Прежде на этом месте сиживал Вейкко, наблюдая за дорогой сквозь марлю от мух и постукивая пальцами по клеенке стола. Сенни обычно садилась напротив, со стороны мойки, откуда дорога была видна хуже. Теперь, после смерти Вейкко, Сенни перебралась на его место, и ей казалось, что так она впитывает частичку самого Вейкко, ощущает его незримое присутствие. Это успокаивало, поскольку очень трудно было осознавать свое одиночество и странное состояние праздности; коровы и те нынче не поджидают ее на пастбище за изгородью из колючей проволоки.

Сенни наливает из чашки в блюдечко, смотрит на дорогу, на косилку, разворачивающуюся по ту сторону дороги. Это Сакари Лойкканен косит, раньше он иногда забегал к Вейкко за самогоном.

— Скорее у собаки моча кончится, чем у меня самогон, — говаривал Вейкко и отправлялся на чердак. Это было еще тогда, когда Вейкко каждое утро начинал со стакана самогона. Такая уж у него была привычка, он был убежден, что и заболел-то лишь после того, как отказался от этой привычки.

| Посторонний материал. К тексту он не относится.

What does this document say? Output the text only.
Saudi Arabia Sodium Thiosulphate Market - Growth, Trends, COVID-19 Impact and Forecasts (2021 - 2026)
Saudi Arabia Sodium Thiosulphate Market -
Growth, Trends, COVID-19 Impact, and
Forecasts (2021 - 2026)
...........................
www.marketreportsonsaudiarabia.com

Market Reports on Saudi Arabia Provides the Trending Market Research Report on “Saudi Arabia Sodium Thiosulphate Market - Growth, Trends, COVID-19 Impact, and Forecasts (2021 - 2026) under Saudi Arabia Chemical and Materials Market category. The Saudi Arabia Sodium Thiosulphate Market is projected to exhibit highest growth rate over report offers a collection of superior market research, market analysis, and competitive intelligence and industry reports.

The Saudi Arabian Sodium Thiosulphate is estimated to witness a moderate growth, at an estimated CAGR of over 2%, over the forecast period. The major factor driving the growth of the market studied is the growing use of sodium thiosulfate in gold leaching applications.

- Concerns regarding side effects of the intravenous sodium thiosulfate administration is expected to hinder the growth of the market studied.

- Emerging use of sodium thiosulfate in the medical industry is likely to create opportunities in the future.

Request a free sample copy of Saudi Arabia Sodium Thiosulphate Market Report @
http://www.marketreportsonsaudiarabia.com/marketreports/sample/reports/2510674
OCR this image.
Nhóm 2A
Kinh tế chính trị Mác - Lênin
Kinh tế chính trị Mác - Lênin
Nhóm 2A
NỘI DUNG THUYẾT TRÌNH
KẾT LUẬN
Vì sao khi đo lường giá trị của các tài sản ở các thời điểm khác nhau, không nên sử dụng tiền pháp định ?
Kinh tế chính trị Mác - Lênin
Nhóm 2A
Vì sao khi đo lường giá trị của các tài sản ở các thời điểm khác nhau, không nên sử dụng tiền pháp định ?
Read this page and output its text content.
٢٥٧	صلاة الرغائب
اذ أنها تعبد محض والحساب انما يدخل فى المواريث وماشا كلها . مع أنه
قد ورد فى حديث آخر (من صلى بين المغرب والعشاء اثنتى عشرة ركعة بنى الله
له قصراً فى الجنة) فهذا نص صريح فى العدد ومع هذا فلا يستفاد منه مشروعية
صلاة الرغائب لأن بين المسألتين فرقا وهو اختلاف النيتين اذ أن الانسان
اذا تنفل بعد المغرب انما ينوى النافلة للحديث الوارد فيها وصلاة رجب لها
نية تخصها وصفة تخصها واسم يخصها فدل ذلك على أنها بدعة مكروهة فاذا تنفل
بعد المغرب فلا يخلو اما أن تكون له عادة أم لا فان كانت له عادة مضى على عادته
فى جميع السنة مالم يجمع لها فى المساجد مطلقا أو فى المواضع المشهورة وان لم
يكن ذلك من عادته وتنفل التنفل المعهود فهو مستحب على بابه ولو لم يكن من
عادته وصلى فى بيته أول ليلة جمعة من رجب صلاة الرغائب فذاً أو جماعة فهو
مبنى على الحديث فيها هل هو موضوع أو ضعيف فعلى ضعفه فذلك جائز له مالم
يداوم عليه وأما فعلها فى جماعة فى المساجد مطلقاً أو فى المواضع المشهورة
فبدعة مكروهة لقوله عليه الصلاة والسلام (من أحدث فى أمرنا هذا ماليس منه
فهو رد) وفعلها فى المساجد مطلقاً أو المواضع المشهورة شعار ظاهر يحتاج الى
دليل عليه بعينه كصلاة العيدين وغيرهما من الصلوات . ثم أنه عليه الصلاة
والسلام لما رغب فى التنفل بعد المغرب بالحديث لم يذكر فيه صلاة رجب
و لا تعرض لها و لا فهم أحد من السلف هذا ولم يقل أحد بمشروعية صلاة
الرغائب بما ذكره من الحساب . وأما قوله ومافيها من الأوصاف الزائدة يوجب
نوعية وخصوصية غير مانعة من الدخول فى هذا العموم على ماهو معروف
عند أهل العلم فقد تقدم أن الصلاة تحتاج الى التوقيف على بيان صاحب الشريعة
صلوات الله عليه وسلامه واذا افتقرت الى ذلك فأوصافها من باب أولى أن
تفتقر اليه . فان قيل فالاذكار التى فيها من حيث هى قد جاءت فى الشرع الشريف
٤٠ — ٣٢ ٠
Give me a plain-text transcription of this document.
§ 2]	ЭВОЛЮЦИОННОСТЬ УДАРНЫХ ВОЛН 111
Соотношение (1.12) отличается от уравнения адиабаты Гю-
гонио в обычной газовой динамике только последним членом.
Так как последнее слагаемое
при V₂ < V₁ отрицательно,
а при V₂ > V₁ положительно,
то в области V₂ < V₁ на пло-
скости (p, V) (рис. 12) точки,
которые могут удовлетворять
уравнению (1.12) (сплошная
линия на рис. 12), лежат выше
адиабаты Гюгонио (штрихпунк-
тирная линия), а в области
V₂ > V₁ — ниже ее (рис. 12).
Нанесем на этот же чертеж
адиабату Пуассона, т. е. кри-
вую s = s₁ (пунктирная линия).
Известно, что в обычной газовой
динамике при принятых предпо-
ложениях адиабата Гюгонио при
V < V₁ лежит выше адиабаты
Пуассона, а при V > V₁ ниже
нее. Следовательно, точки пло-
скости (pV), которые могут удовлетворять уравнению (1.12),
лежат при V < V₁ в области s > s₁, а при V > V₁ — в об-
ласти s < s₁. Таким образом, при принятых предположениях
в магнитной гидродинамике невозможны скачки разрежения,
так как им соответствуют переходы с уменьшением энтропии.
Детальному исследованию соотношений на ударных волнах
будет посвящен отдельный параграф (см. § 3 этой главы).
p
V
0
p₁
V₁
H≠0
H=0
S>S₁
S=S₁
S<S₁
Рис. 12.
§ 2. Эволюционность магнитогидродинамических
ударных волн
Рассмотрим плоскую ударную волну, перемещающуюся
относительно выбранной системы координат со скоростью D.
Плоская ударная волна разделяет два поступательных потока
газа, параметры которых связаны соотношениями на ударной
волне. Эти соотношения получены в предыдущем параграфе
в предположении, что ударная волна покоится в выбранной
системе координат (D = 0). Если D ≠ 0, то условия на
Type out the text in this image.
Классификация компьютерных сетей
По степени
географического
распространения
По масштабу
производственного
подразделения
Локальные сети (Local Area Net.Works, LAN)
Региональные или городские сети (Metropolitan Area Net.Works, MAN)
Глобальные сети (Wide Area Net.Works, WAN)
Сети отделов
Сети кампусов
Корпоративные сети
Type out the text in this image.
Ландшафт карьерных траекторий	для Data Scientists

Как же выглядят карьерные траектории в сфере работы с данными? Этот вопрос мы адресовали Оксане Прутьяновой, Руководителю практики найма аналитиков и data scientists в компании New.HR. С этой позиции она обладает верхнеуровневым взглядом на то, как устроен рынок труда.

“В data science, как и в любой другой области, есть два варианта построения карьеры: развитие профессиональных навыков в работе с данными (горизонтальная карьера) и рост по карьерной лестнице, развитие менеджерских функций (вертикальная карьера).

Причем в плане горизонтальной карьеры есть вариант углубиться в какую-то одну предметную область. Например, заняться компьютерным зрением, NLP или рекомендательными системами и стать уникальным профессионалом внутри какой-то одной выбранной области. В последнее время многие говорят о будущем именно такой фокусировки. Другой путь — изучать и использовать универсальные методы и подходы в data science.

Внутри кормушки прикреплена открытка с изображением пальмы — дачники как-то прислали с юга. Птицы вряд ли в ней разбираются, а вот самой очень даже приятно посмотреть. Зимой Вейкко как-то сказал, что одно удовольствие здесь сидеть, когда южное солнце за окном. На этом, кажется, и кончились его разумные речи, ранней весной он уже подковывал лошадей в Питере — когда-то это и на самом деле было, во времена революции.

Сенни не подозревает о гостье, она никого не ждет. Каарина подходит к дому с другой стороны, по тропинке со стороны берега. Каарина узнает этот маленький белый домик, она бывала здесь. Хозяйка Сорвари была очень добра к ней, это Каарина помнит хорошо, потому что многие вещи в жизни могут забыться, но не добро.

Каарина проходит между флоксами во двор. На дворе колодец и качели, декоративный куст с уже начинающими желтеть листьями. Из-под ног выскакивает кошка и скрывается под дверью хлева. Теперь только она одна со своими котятами владычица всего большого хлева и не любит вторжений пришельцев. Где-то наверху ее поджидают гладкошерстные котята, но даже хозяйка не знает где.

Каарина открывает входную дверь и ступает в прихожую. На вешалке висит закопченное, с выцветшим рисунком будничное платье. Оно знакомо, от него исходит знакомый запах, годами впитывавшийся запах скота, и его невозможно отстирать. Платье стало настолько тонким, что оно, собственно, ничего не весит, и все-таки на нем тяжелый груз многих тысяч ранних вставаний, доек, изнурительного труда. Когда-то на нем были горошинки черничного цвета, они и сейчас еще есть, но больше напоминают расплывшиеся пятна от пролитого молока с черникой.

— Боже мой, неужели Каарина. — Сенни испуганно встает со стула.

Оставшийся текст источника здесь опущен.